The banking industry has been slashing costs and headcount, putting pressure on companies that target the sector.
“We have at least stemmed the tide of losses in market share,” Smith said on a call with analysts. “We are in a very competitive position.”
Bloomberg maintains a slight lead over Thomson Reuters for 2012 in the global market data analysis space at 30 percent and 29 percent, respectively, according to Burton-Taylor International Consulting.
Sales figures that strip out cancellations, known as net sales, are an important metric for the company. Smith said that net sales for the Financial & Risk division are still on track to turn positive during the second half of the year. Revenue lags net sales by about 12 months.
Earlier in the year, Thomson Reuters said there would be $100 million in severance costs related to about 2,500 job cuts. It spent $78 million on severance in the period, and also booked a tax charge of $235 million.
Thomson Reuters is in the middle of a turnaround after Thomson Corp’s $17 billion acquisition of Reuters Group Plc in 2008, which coincided with the financial crisis.
Adding to the challenge was the company’s premature roll out to its financial clients of its flagship desktop product Eikon.
By the end of the first quarter, Eikon desktops totaled nearly 47,000, up 38 percent from the end of last year, the company said.
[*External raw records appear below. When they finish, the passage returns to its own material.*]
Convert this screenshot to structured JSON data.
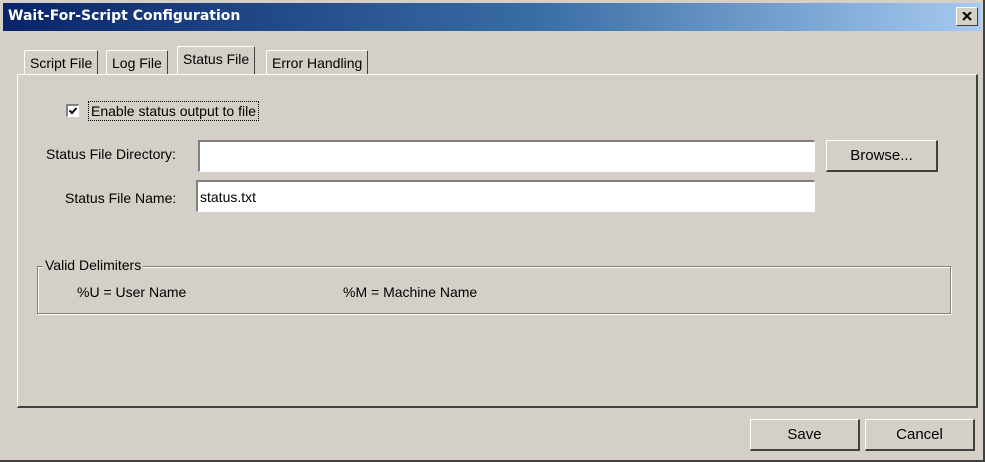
{
  "window": {
    "title": "Wait-For-Script Configuration"
  },
  "tabs": [
    {
      "label": "Script File",
      "active": false
    },
    {
      "label": "Log File",
      "active": false
    },
    {
      "label": "Status File",
      "active": true
    },
    {
      "label": "Error Handling",
      "active": false
    }
  ],
  "status_tab": {
    "enable_checkbox": {
      "label": "Enable status output to file",
      "checked": true
    },
    "directory": {
      "label": "Status File Directory:",
      "value": ""
    },
    "browse_label": "Browse...",
    "file_name": {
      "label": "Status File Name:",
      "value": "status.txt"
    },
    "delimiters": {
      "title": "Valid Delimiters",
      "user": "%U = User Name",
      "machine": "%M = Machine Name"
    }
  },
  "footer": {
    "save_label": "Save",
    "cancel_label": "Cancel"
  },
  "colors": {
    "face": "#d4d0c8",
    "title_start": "#0a246a",
    "title_end": "#a6caf0"
  },
  "icons": {
    "close": "close-icon",
    "check": "checkmark-icon"
  }
}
Between the third and fourth quarters of 2012, the total number of Eikon desktops rose 33 percent.
“We are executing better, we have great new products out there, and those products are gaining customer acceptance,” Smith said.
Revenue at Financial & Risk, after subtracting acquisitions, divestitures, and currency changes fell 3 percent. This is because the division had negative net sales from the cancellation of subscriptions in 2012, the company said.
By region, the company had its strongest performance for its financial products in the Americas, where revenue was up 2 percent. Revenue for Europe, the Middle East and Africa fell 3 percent while it declined 2 percent in Asia.
The Legal division, which makes up about a quarter of the overall business and competes with Reed Elsevier ELSN.AS and Wolters Kluwer (WLSNc.AS), posted a 4 percent rise in revenue to about $800 million.
“They are doing the work behind the scenes where they can ... to protect their earnings numbers,” said Ryan Bushell, portfolio manager for the IA Clarington Canadian Conservative Equity Fund at Leon Frazer, which holds 2.5 million of Thomson Reuters shares.
On a net basis, Thomson Reuters reported a loss of 4 cents per share compared with earnings of 35 cents in the year-earlier period. On an adjusted basis, the company reported earnings per share of 38 cents compared with analysts’ forecast of 32 cents
Shares of Thomson Reuters touched a year high at $33.74 on the New York Stock Exchange on Monday. The stock was down about 2.5 percent at $32.90 in New York and C$33.13 in Toronto by mid-morning.